The traditional derivatives marketplace giant, Chicago Mercantile Exchange (CME), has outpaced Binance in Bitcoin futures open interest. This shift comes on the heels of Bitcoin’s resurgence, breaking the $37,000 barrier for the first time in over 18 months.
Analysts Weigh In on the ‘Flippening’
Market analysts are abuzz with discussions about the ‘flippening’ of Binance by CME. The latter now holds the largest share of Bitcoin futures open interest. This marks a significant change in the dynamics of the cryptocurrency market.
Open interest is a crucial concept in futures and options markets. It serves as a metric to measure the total number of outstanding contracts. Additionally, it represents the sum of contracts held by traders at any given time, with the difference between longs (buyers) and shorts (sellers) determining open interest.
James Seyffart, a research analyst at Bloomberg Intelligence, raised questions about whether CME’s increasing Bitcoin futures open interest would address historical concerns of the United States Securities and Exchange Commission (SEC). The SEC has long hesitated to approve spot Bitcoin ETF applications due to worries about market depth and potential manipulation.
CBOE’s Efforts to Secure Approval
In July 2023, the Chicago Board Options Exchange (CBOE) refiled a submission for Bitcoin spot ETFs, incorporating feedback from the SEC. Fidelity and BlackRock are also making significant strides in the ETF space.

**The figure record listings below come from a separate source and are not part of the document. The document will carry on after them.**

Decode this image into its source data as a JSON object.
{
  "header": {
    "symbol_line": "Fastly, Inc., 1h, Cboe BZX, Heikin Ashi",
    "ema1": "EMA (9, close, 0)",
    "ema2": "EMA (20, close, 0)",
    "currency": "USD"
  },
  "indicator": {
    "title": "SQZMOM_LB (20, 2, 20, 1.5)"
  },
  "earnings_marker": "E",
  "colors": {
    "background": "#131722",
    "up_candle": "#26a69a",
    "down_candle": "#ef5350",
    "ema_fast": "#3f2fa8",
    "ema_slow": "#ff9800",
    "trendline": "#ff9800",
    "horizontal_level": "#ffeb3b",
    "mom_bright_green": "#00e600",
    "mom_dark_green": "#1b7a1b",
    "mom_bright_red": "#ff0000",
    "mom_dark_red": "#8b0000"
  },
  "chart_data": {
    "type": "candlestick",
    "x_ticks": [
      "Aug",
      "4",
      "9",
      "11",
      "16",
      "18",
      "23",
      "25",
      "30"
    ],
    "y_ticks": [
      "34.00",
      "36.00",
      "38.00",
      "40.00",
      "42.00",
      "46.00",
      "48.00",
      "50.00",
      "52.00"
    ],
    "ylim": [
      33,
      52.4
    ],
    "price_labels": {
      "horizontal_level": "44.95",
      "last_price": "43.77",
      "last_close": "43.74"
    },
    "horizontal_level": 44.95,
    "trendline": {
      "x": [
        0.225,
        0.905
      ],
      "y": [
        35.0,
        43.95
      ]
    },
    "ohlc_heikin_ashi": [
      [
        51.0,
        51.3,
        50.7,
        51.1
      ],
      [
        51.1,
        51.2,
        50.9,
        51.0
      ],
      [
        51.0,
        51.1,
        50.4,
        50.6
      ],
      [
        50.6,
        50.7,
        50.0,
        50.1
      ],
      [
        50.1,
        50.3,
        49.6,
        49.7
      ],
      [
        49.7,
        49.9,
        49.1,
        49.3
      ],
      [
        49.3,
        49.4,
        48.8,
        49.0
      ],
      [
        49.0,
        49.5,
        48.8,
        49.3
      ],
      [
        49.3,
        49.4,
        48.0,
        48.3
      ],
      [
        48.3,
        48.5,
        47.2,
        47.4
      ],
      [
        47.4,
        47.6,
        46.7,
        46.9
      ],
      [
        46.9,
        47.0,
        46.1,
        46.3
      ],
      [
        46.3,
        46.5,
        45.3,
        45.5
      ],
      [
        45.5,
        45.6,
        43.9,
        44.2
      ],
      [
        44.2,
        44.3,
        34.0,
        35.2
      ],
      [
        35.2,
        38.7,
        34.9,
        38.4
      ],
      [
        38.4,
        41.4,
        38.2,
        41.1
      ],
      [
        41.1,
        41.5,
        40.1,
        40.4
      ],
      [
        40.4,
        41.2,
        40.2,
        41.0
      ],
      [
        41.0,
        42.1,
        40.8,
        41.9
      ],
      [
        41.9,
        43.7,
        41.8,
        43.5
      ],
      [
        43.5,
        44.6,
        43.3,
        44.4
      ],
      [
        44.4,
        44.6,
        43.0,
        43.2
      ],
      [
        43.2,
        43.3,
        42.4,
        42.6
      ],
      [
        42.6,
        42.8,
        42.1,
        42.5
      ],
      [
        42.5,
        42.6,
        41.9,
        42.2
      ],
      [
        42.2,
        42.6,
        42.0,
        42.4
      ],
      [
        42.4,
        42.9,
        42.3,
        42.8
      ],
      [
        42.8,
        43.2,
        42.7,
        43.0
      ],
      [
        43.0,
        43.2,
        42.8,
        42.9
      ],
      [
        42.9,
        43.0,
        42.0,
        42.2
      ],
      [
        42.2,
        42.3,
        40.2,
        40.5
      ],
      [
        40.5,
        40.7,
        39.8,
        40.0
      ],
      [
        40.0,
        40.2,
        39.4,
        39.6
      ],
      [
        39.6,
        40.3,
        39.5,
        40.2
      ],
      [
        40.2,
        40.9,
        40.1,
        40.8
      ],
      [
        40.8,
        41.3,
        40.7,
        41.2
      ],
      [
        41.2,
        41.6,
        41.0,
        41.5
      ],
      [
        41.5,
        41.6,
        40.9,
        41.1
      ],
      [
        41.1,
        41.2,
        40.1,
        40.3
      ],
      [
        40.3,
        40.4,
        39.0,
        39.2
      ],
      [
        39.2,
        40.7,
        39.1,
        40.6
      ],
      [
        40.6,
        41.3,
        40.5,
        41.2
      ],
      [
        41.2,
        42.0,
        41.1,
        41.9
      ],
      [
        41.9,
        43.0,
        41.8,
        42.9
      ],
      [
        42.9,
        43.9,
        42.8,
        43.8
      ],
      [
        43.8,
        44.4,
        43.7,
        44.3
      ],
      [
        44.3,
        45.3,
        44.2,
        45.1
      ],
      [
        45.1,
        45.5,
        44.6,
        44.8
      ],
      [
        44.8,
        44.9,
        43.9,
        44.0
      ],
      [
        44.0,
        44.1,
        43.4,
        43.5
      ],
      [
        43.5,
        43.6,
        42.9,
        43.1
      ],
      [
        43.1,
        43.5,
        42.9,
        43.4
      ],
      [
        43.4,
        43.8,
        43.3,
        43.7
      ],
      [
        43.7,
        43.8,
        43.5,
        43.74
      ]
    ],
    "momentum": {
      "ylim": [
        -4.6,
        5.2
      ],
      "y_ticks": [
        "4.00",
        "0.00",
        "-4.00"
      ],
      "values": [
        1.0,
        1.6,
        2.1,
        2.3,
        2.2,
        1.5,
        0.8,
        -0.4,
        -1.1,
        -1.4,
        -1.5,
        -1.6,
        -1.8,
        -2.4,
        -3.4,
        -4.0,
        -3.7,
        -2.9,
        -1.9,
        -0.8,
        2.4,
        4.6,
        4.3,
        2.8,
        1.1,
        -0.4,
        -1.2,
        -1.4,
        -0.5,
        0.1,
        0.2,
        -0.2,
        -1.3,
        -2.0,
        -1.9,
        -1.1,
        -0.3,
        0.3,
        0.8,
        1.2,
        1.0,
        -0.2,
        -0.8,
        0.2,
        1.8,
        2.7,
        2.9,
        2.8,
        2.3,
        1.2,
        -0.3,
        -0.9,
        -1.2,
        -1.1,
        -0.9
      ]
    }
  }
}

This is with plans to launch products on CBOE and Nasdaq, respectively.
To address SEC’s concerns, CBOE plans to enter a surveillance-sharing agreement with Coinbase, a leading U.S.-based spot trading platform for Bitcoin. This strategic move aims to provide supplemental access to Bitcoin trading data, enhancing the overall surveillance capabilities.
Reassuring Data from Kaiko Research
CBOE’s filing references Kaiko Research data. This further indicates that Coinbase represents around 50% of the U.S. dollar to Bitcoin daily trading volume as of May 2023. This data is crucial in alleviating SEC’s concerns regarding the depth and reliability of Bitcoin markets supporting ETF products.
Notably, such agreements are designed to empower exchanges and regulators in detecting potential market manipulation. This will further ensure transparency and integrity in the valuation of stocks or shares.